Polynomial approximation is a general technique for the evaluation of numerical functions of one variable such as atan, reciprocal and square roots studied above. The article [38] addresses the automatic construction of fixed-point hardware polynomial evaluators. By systematically trying to balance the accuracy of all the steps that lead to an architecture, it simplifies and improves the previous body of work covering polynomial approximation, polynomial evaluation, and range reduction. This work is supported by an open-source implementation in FloPoCo.

#### Software Elementary Functions

##### Code Generators for Mathematical Functions

A typical floating-point environment includes support for a small set of about 30 mathematical functions such as exponential, logarithms and trigonometric functions. These functions are provided by mathematical software libraries (libm), typically in IEEE754 single, double and quad precision. The article [13] suggests to replace this libm paradigm by a more general approach: the on-demand generation of numerical func-tion code, on arbitrary domains and with arbitrary accuracies. First, such code generation opens up the libm function space available to programmers. It may capture a much wider set of functions, and may capture even standard functions on non-standard domains and accuracy/performance points. Second, writing libm code requires fine-tuned instruction selection and scheduling for performance, and sophisticated floating-point techniques for accuracy. Automating this task through code generation improves confidence in the code while enabling better design space exploration, and therefore better time to market, even for the libm functions. This article discusses, with examples, the new challenges of this paradigm shift, and presents the current state of open-source function code generators.

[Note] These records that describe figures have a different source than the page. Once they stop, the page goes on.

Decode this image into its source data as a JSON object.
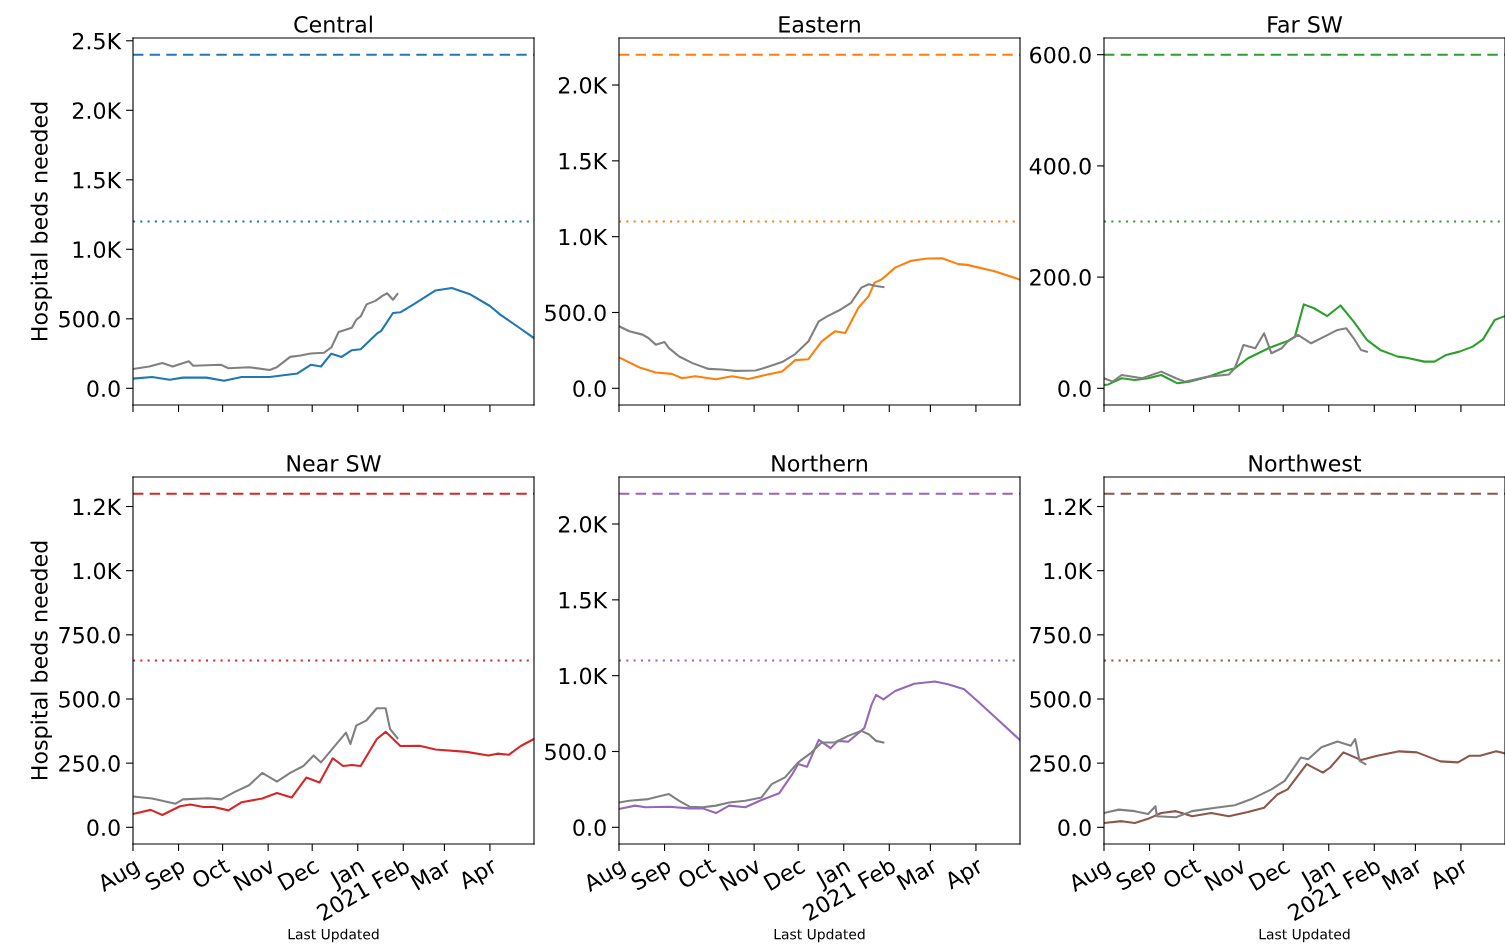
{
  "chart_data": [
    {
      "type": "line",
      "title": "Central",
      "ylabel": "Hospital beds needed",
      "tick_labels": "y",
      "xlim": [
        "2020-08-01",
        "2021-05-01"
      ],
      "xticks": [
        "2020-08-01",
        "2020-09-01",
        "2020-10-01",
        "2020-11-01",
        "2020-12-01",
        "2021-01-01",
        "2021-02-01",
        "2021-03-01",
        "2021-04-01"
      ],
      "ylim": [
        -120,
        2520
      ],
      "yticks": [
        {
          "value": 0,
          "label": "0.0"
        },
        {
          "value": 500,
          "label": "500.0"
        },
        {
          "value": 1000,
          "label": "1.0K"
        },
        {
          "value": 1500,
          "label": "1.5K"
        },
        {
          "value": 2000,
          "label": "2.0K"
        },
        {
          "value": 2500,
          "label": "2.5K"
        }
      ],
      "ref_lines": [
        {
          "axis": "y",
          "value": 2400,
          "color": "#1f77b4",
          "line_style": "dashed"
        },
        {
          "axis": "y",
          "value": 1200,
          "color": "#1f77b4",
          "line_style": "dotted"
        }
      ],
      "series": [
        {
          "color": "#1f77b4",
          "x": [
            "2020-08-01",
            "2020-08-14",
            "2020-08-26",
            "2020-09-04",
            "2020-09-20",
            "2020-10-02",
            "2020-10-14",
            "2020-11-02",
            "2020-11-21",
            "2020-11-30",
            "2020-12-07",
            "2020-12-14",
            "2020-12-21",
            "2020-12-28",
            "2021-01-03",
            "2021-01-14",
            "2021-01-17",
            "2021-01-25",
            "2021-01-30",
            "2021-02-08",
            "2021-02-23",
            "2021-03-06",
            "2021-03-18",
            "2021-04-01",
            "2021-04-08",
            "2021-04-20",
            "2021-05-01"
          ],
          "values": [
            70,
            82,
            62,
            77,
            77,
            55,
            82,
            82,
            107,
            169,
            157,
            249,
            226,
            274,
            281,
            393,
            413,
            542,
            547,
            604,
            704,
            721,
            679,
            592,
            530,
            443,
            361
          ]
        },
        {
          "color": "#808080",
          "x": [
            "2020-08-01",
            "2020-08-12",
            "2020-08-21",
            "2020-08-28",
            "2020-09-08",
            "2020-09-11",
            "2020-09-30",
            "2020-10-05",
            "2020-10-19",
            "2020-11-02",
            "2020-11-07",
            "2020-11-16",
            "2020-11-23",
            "2020-11-30",
            "2020-12-09",
            "2020-12-14",
            "2020-12-19",
            "2020-12-28",
            "2020-12-31",
            "2021-01-03",
            "2021-01-07",
            "2021-01-13",
            "2021-01-18",
            "2021-01-21",
            "2021-01-25",
            "2021-01-28"
          ],
          "values": [
            139,
            157,
            182,
            157,
            194,
            162,
            169,
            144,
            152,
            132,
            152,
            226,
            236,
            251,
            256,
            294,
            405,
            435,
            493,
            517,
            604,
            629,
            667,
            684,
            637,
            679
          ]
        }
      ]
    },
    {
      "type": "line",
      "title": "Eastern",
      "tick_labels": "y",
      "xlim": [
        "2020-08-01",
        "2021-05-01"
      ],
      "xticks": [
        "2020-08-01",
        "2020-09-01",
        "2020-10-01",
        "2020-11-01",
        "2020-12-01",
        "2021-01-01",
        "2021-02-01",
        "2021-03-01",
        "2021-04-01"
      ],
      "ylim": [
        -110,
        2310
      ],
      "yticks": [
        {
          "value": 0,
          "label": "0.0"
        },
        {
          "value": 500,
          "label": "500.0"
        },
        {
          "value": 1000,
          "label": "1.0K"
        },
        {
          "value": 1500,
          "label": "1.5K"
        },
        {
          "value": 2000,
          "label": "2.0K"
        }
      ],
      "ref_lines": [
        {
          "axis": "y",
          "value": 2200,
          "color": "#ff7f0e",
          "line_style": "dashed"
        },
        {
          "axis": "y",
          "value": 1100,
          "color": "#ff7f0e",
          "line_style": "dotted"
        }
      ],
      "series": [
        {
          "color": "#ff7f0e",
          "x": [
            "2020-08-01",
            "2020-08-15",
            "2020-08-26",
            "2020-09-06",
            "2020-09-13",
            "2020-09-22",
            "2020-10-06",
            "2020-10-17",
            "2020-10-28",
            "2020-11-11",
            "2020-11-20",
            "2020-11-29",
            "2020-12-08",
            "2020-12-17",
            "2020-12-26",
            "2021-01-02",
            "2021-01-11",
            "2021-01-18",
            "2021-01-22",
            "2021-01-27",
            "2021-02-05",
            "2021-02-16",
            "2021-02-27",
            "2021-03-09",
            "2021-03-20",
            "2021-03-26",
            "2021-04-13",
            "2021-05-01"
          ],
          "values": [
            204,
            137,
            104,
            95,
            66,
            80,
            60,
            80,
            62,
            93,
            111,
            186,
            192,
            310,
            376,
            365,
            531,
            608,
            697,
            719,
            796,
            841,
            856,
            858,
            819,
            814,
            774,
            717
          ]
        },
        {
          "color": "#808080",
          "x": [
            "2020-08-01",
            "2020-08-08",
            "2020-08-17",
            "2020-08-21",
            "2020-08-26",
            "2020-09-01",
            "2020-09-04",
            "2020-09-11",
            "2020-09-20",
            "2020-10-01",
            "2020-10-10",
            "2020-10-19",
            "2020-11-02",
            "2020-11-11",
            "2020-11-20",
            "2020-11-29",
            "2020-12-08",
            "2020-12-15",
            "2020-12-21",
            "2020-12-30",
            "2021-01-06",
            "2021-01-13",
            "2021-01-18",
            "2021-01-23",
            "2021-01-28"
          ],
          "values": [
            409,
            376,
            354,
            332,
            288,
            305,
            265,
            210,
            166,
            128,
            124,
            115,
            117,
            144,
            173,
            226,
            310,
            442,
            476,
            520,
            564,
            664,
            686,
            675,
            668
          ]
        }
      ]
    },
    {
      "type": "line",
      "title": "Far SW",
      "tick_labels": "y",
      "xlim": [
        "2020-08-01",
        "2021-05-01"
      ],
      "xticks": [
        "2020-08-01",
        "2020-09-01",
        "2020-10-01",
        "2020-11-01",
        "2020-12-01",
        "2021-01-01",
        "2021-02-01",
        "2021-03-01",
        "2021-04-01"
      ],
      "ylim": [
        -30,
        630
      ],
      "yticks": [
        {
          "value": 0,
          "label": "0.0"
        },
        {
          "value": 200,
          "label": "200.0"
        },
        {
          "value": 400,
          "label": "400.0"
        },
        {
          "value": 600,
          "label": "600.0"
        }
      ],
      "ref_lines": [
        {
          "axis": "y",
          "value": 600,
          "color": "#2ca02c",
          "line_style": "dashed"
        },
        {
          "axis": "y",
          "value": 300,
          "color": "#2ca02c",
          "line_style": "dotted"
        }
      ],
      "series": [
        {
          "color": "#2ca02c",
          "x": [
            "2020-08-01",
            "2020-08-04",
            "2020-08-13",
            "2020-08-22",
            "2020-08-31",
            "2020-09-09",
            "2020-09-20",
            "2020-09-28",
            "2020-10-11",
            "2020-10-22",
            "2020-10-29",
            "2020-11-07",
            "2020-11-21",
            "2020-12-04",
            "2020-12-09",
            "2020-12-15",
            "2020-12-22",
            "2020-12-31",
            "2021-01-09",
            "2021-01-18",
            "2021-01-27",
            "2021-02-05",
            "2021-02-17",
            "2021-02-23",
            "2021-03-07",
            "2021-03-14",
            "2021-03-22",
            "2021-03-31",
            "2021-04-09",
            "2021-04-16",
            "2021-04-24",
            "2021-04-29",
            "2021-05-01"
          ],
          "values": [
            6,
            7,
            18,
            15,
            18,
            24,
            9,
            12,
            21,
            31,
            36,
            54,
            72,
            85,
            93,
            151,
            144,
            130,
            149,
            120,
            87,
            69,
            57,
            55,
            48,
            48,
            60,
            66,
            75,
            88,
            123,
            128,
            130
          ]
        },
        {
          "color": "#808080",
          "x": [
            "2020-08-01",
            "2020-08-07",
            "2020-08-13",
            "2020-08-27",
            "2020-09-09",
            "2020-09-19",
            "2020-09-25",
            "2020-10-11",
            "2020-10-25",
            "2020-10-29",
            "2020-11-04",
            "2020-11-12",
            "2020-11-18",
            "2020-11-23",
            "2020-11-30",
            "2020-12-04",
            "2020-12-11",
            "2020-12-20",
            "2020-12-29",
            "2021-01-07",
            "2021-01-13",
            "2021-01-18",
            "2021-01-23",
            "2021-01-27"
          ],
          "values": [
            18,
            12,
            24,
            18,
            30,
            18,
            12,
            21,
            25,
            36,
            78,
            72,
            99,
            63,
            72,
            84,
            96,
            81,
            93,
            105,
            108,
            90,
            69,
            66
          ]
        }
      ]
    },
    {
      "type": "line",
      "title": "Near SW",
      "ylabel": "Hospital beds needed",
      "xlabel": "Last Updated",
      "xlim": [
        "2020-08-01",
        "2021-05-01"
      ],
      "xticks": [
        {
          "value": "2020-08-01",
          "label": "Aug"
        },
        {
          "value": "2020-09-01",
          "label": "Sep"
        },
        {
          "value": "2020-10-01",
          "label": "Oct"
        },
        {
          "value": "2020-11-01",
          "label": "Nov"
        },
        {
          "value": "2020-12-01",
          "label": "Dec"
        },
        {
          "value": "2021-01-01",
          "label": "Jan"
        },
        {
          "value": "2021-02-01",
          "label": "2021 Feb"
        },
        {
          "value": "2021-03-01",
          "label": "Mar"
        },
        {
          "value": "2021-04-01",
          "label": "Apr"
        }
      ],
      "ylim": [
        -65,
        1365
      ],
      "yticks": [
        {
          "value": 0,
          "label": "0.0"
        },
        {
          "value": 250,
          "label": "250.0"
        },
        {
          "value": 500,
          "label": "500.0"
        },
        {
          "value": 750,
          "label": "750.0"
        },
        {
          "value": 1000,
          "label": "1.0K"
        },
        {
          "value": 1250,
          "label": "1.2K"
        }
      ],
      "ref_lines": [
        {
          "axis": "y",
          "value": 1300,
          "color": "#d62728",
          "line_style": "dashed"
        },
        {
          "axis": "y",
          "value": 650,
          "color": "#d62728",
          "line_style": "dotted"
        }
      ],
      "series": [
        {
          "color": "#d62728",
          "x": [
            "2020-08-01",
            "2020-08-13",
            "2020-08-21",
            "2020-09-02",
            "2020-09-09",
            "2020-09-18",
            "2020-09-25",
            "2020-10-05",
            "2020-10-14",
            "2020-10-28",
            "2020-11-07",
            "2020-11-17",
            "2020-11-27",
            "2020-12-06",
            "2020-12-15",
            "2020-12-22",
            "2020-12-28",
            "2021-01-03",
            "2021-01-14",
            "2021-01-20",
            "2021-01-30",
            "2021-02-12",
            "2021-02-23",
            "2021-03-16",
            "2021-03-31",
            "2021-04-06",
            "2021-04-14",
            "2021-04-22",
            "2021-05-01"
          ],
          "values": [
            52,
            68,
            48,
            82,
            89,
            79,
            79,
            66,
            98,
            112,
            134,
            116,
            194,
            175,
            269,
            239,
            243,
            239,
            344,
            372,
            317,
            318,
            303,
            294,
            280,
            287,
            283,
            317,
            344
          ]
        },
        {
          "color": "#808080",
          "x": [
            "2020-08-01",
            "2020-08-14",
            "2020-08-30",
            "2020-09-04",
            "2020-09-21",
            "2020-09-30",
            "2020-10-09",
            "2020-10-19",
            "2020-10-28",
            "2020-11-07",
            "2020-11-16",
            "2020-11-25",
            "2020-12-02",
            "2020-12-07",
            "2020-12-14",
            "2020-12-24",
            "2020-12-27",
            "2020-12-31",
            "2021-01-07",
            "2021-01-14",
            "2021-01-20",
            "2021-01-23",
            "2021-01-28"
          ],
          "values": [
            120,
            112,
            92,
            109,
            113,
            109,
            137,
            164,
            212,
            178,
            212,
            239,
            280,
            253,
            301,
            369,
            325,
            396,
            417,
            464,
            464,
            383,
            348
          ]
        }
      ]
    },
    {
      "type": "line",
      "title": "Northern",
      "xlabel": "Last Updated",
      "xlim": [
        "2020-08-01",
        "2021-05-01"
      ],
      "xticks": [
        {
          "value": "2020-08-01",
          "label": "Aug"
        },
        {
          "value": "2020-09-01",
          "label": "Sep"
        },
        {
          "value": "2020-10-01",
          "label": "Oct"
        },
        {
          "value": "2020-11-01",
          "label": "Nov"
        },
        {
          "value": "2020-12-01",
          "label": "Dec"
        },
        {
          "value": "2021-01-01",
          "label": "Jan"
        },
        {
          "value": "2021-02-01",
          "label": "2021 Feb"
        },
        {
          "value": "2021-03-01",
          "label": "Mar"
        },
        {
          "value": "2021-04-01",
          "label": "Apr"
        }
      ],
      "ylim": [
        -110,
        2310
      ],
      "yticks": [
        {
          "value": 0,
          "label": "0.0"
        },
        {
          "value": 500,
          "label": "500.0"
        },
        {
          "value": 1000,
          "label": "1.0K"
        },
        {
          "value": 1500,
          "label": "1.5K"
        },
        {
          "value": 2000,
          "label": "2.0K"
        }
      ],
      "ref_lines": [
        {
          "axis": "y",
          "value": 2200,
          "color": "#9467bd",
          "line_style": "dashed"
        },
        {
          "axis": "y",
          "value": 1100,
          "color": "#9467bd",
          "line_style": "dotted"
        }
      ],
      "series": [
        {
          "color": "#9467bd",
          "x": [
            "2020-08-01",
            "2020-08-12",
            "2020-08-19",
            "2020-09-04",
            "2020-09-18",
            "2020-09-27",
            "2020-10-06",
            "2020-10-15",
            "2020-10-26",
            "2020-11-06",
            "2020-11-18",
            "2020-11-27",
            "2020-12-01",
            "2020-12-07",
            "2020-12-15",
            "2020-12-23",
            "2020-12-28",
            "2021-01-04",
            "2021-01-15",
            "2021-01-20",
            "2021-01-23",
            "2021-01-28",
            "2021-02-05",
            "2021-02-18",
            "2021-03-04",
            "2021-03-13",
            "2021-03-24",
            "2021-04-02",
            "2021-04-18",
            "2021-05-01"
          ],
          "values": [
            121,
            143,
            132,
            136,
            125,
            125,
            94,
            143,
            132,
            180,
            224,
            351,
            417,
            399,
            577,
            522,
            570,
            564,
            654,
            811,
            873,
            844,
            899,
            947,
            961,
            943,
            910,
            833,
            691,
            575
          ]
        },
        {
          "color": "#808080",
          "x": [
            "2020-08-01",
            "2020-08-08",
            "2020-08-21",
            "2020-08-30",
            "2020-09-04",
            "2020-09-11",
            "2020-09-18",
            "2020-09-27",
            "2020-10-06",
            "2020-10-15",
            "2020-10-26",
            "2020-11-06",
            "2020-11-13",
            "2020-11-22",
            "2020-12-01",
            "2020-12-10",
            "2020-12-17",
            "2020-12-26",
            "2021-01-04",
            "2021-01-13",
            "2021-01-18",
            "2021-01-23",
            "2021-01-28"
          ],
          "values": [
            164,
            175,
            186,
            208,
            219,
            175,
            136,
            132,
            143,
            164,
            175,
            197,
            285,
            329,
            428,
            493,
            559,
            559,
            603,
            636,
            614,
            570,
            559
          ]
        }
      ]
    },
    {
      "type": "line",
      "title": "Northwest",
      "xlabel": "Last Updated",
      "xlim": [
        "2020-08-01",
        "2021-05-01"
      ],
      "xticks": [
        {
          "value": "2020-08-01",
          "label": "Aug"
        },
        {
          "value": "2020-09-01",
          "label": "Sep"
        },
        {
          "value": "2020-10-01",
          "label": "Oct"
        },
        {
          "value": "2020-11-01",
          "label": "Nov"
        },
        {
          "value": "2020-12-01",
          "label": "Dec"
        },
        {
          "value": "2021-01-01",
          "label": "Jan"
        },
        {
          "value": "2021-02-01",
          "label": "2021 Feb"
        },
        {
          "value": "2021-03-01",
          "label": "Mar"
        },
        {
          "value": "2021-04-01",
          "label": "Apr"
        }
      ],
      "ylim": [
        -65,
        1365
      ],
      "yticks": [
        {
          "value": 0,
          "label": "0.0"
        },
        {
          "value": 250,
          "label": "250.0"
        },
        {
          "value": 500,
          "label": "500.0"
        },
        {
          "value": 750,
          "label": "750.0"
        },
        {
          "value": 1000,
          "label": "1.0K"
        },
        {
          "value": 1250,
          "label": "1.2K"
        }
      ],
      "ref_lines": [
        {
          "axis": "y",
          "value": 1300,
          "color": "#8c564b",
          "line_style": "dashed"
        },
        {
          "axis": "y",
          "value": 650,
          "color": "#8c564b",
          "line_style": "dotted"
        }
      ],
      "series": [
        {
          "color": "#8c564b",
          "x": [
            "2020-08-01",
            "2020-08-13",
            "2020-08-22",
            "2020-08-31",
            "2020-09-09",
            "2020-09-19",
            "2020-09-30",
            "2020-10-13",
            "2020-10-25",
            "2020-11-07",
            "2020-11-18",
            "2020-11-27",
            "2020-12-04",
            "2020-12-17",
            "2020-12-28",
            "2021-01-02",
            "2021-01-11",
            "2021-01-23",
            "2021-02-03",
            "2021-02-18",
            "2021-03-02",
            "2021-03-18",
            "2021-03-30",
            "2021-04-07",
            "2021-04-14",
            "2021-04-25",
            "2021-05-01"
          ],
          "values": [
            17,
            24,
            17,
            33,
            56,
            63,
            43,
            56,
            43,
            60,
            76,
            128,
            148,
            246,
            213,
            233,
            292,
            262,
            279,
            296,
            292,
            257,
            253,
            279,
            279,
            296,
            288
          ]
        },
        {
          "color": "#808080",
          "x": [
            "2020-08-01",
            "2020-08-11",
            "2020-08-22",
            "2020-08-31",
            "2020-09-05",
            "2020-09-06",
            "2020-09-19",
            "2020-09-30",
            "2020-10-16",
            "2020-10-29",
            "2020-11-09",
            "2020-11-23",
            "2020-12-02",
            "2020-12-13",
            "2020-12-18",
            "2020-12-27",
            "2021-01-07",
            "2021-01-16",
            "2021-01-19",
            "2021-01-22",
            "2021-01-26"
          ],
          "values": [
            56,
            69,
            63,
            52,
            82,
            43,
            39,
            63,
            76,
            86,
            109,
            148,
            181,
            272,
            265,
            312,
            334,
            318,
            344,
            259,
            246
          ]
        }
      ]
    }
  ]
}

##### Computing Floating-Point Logarithms with Fixed-Point Operations

Elementary functions from the mathematical library input and output floating-point numbers. However it is possible to implement them purely using integer/fixed-point arithmetic. This option was not attractive between 1985 and 2005, because mainstream processor hardware supported 64-bit floating-point, but only 32-bit integers. Besides, conversions between floating-point and integer were costly. This has changed in recent years, in particular with the generalization of native 64-bit integer support. The purpose of the article [40] is therefore to reevaluate the relevance of computing floating-point functions in fixed-point. For this, several variants of the double-precision logarithm function are implemented and evaluated. Formulating the problem as a fixed-point one is easy after the range has been (classically) reduced. Then, 64-bit integers provide slightly more accuracy than 53-bit mantissa, which helps speed up the evaluation. Finally, multi-word arithmetic, critical for accurate implementations, is much faster in fixed-point, and natively supported by recent compilers. Novel techniques of argument reduction and rounding test are introduced in this context. Thanks to all this, a purely integer implementation of the correctly rounded double-precision logarithm outperforms the previous state of the art, with the worst-case execution time reduced by a factor 5. This work also introduces variants of the logarithm that input a floating-point number and output the result in fixed-point. These are shown to be both more accurate and more efficient than the traditional floating-point functions for some applications.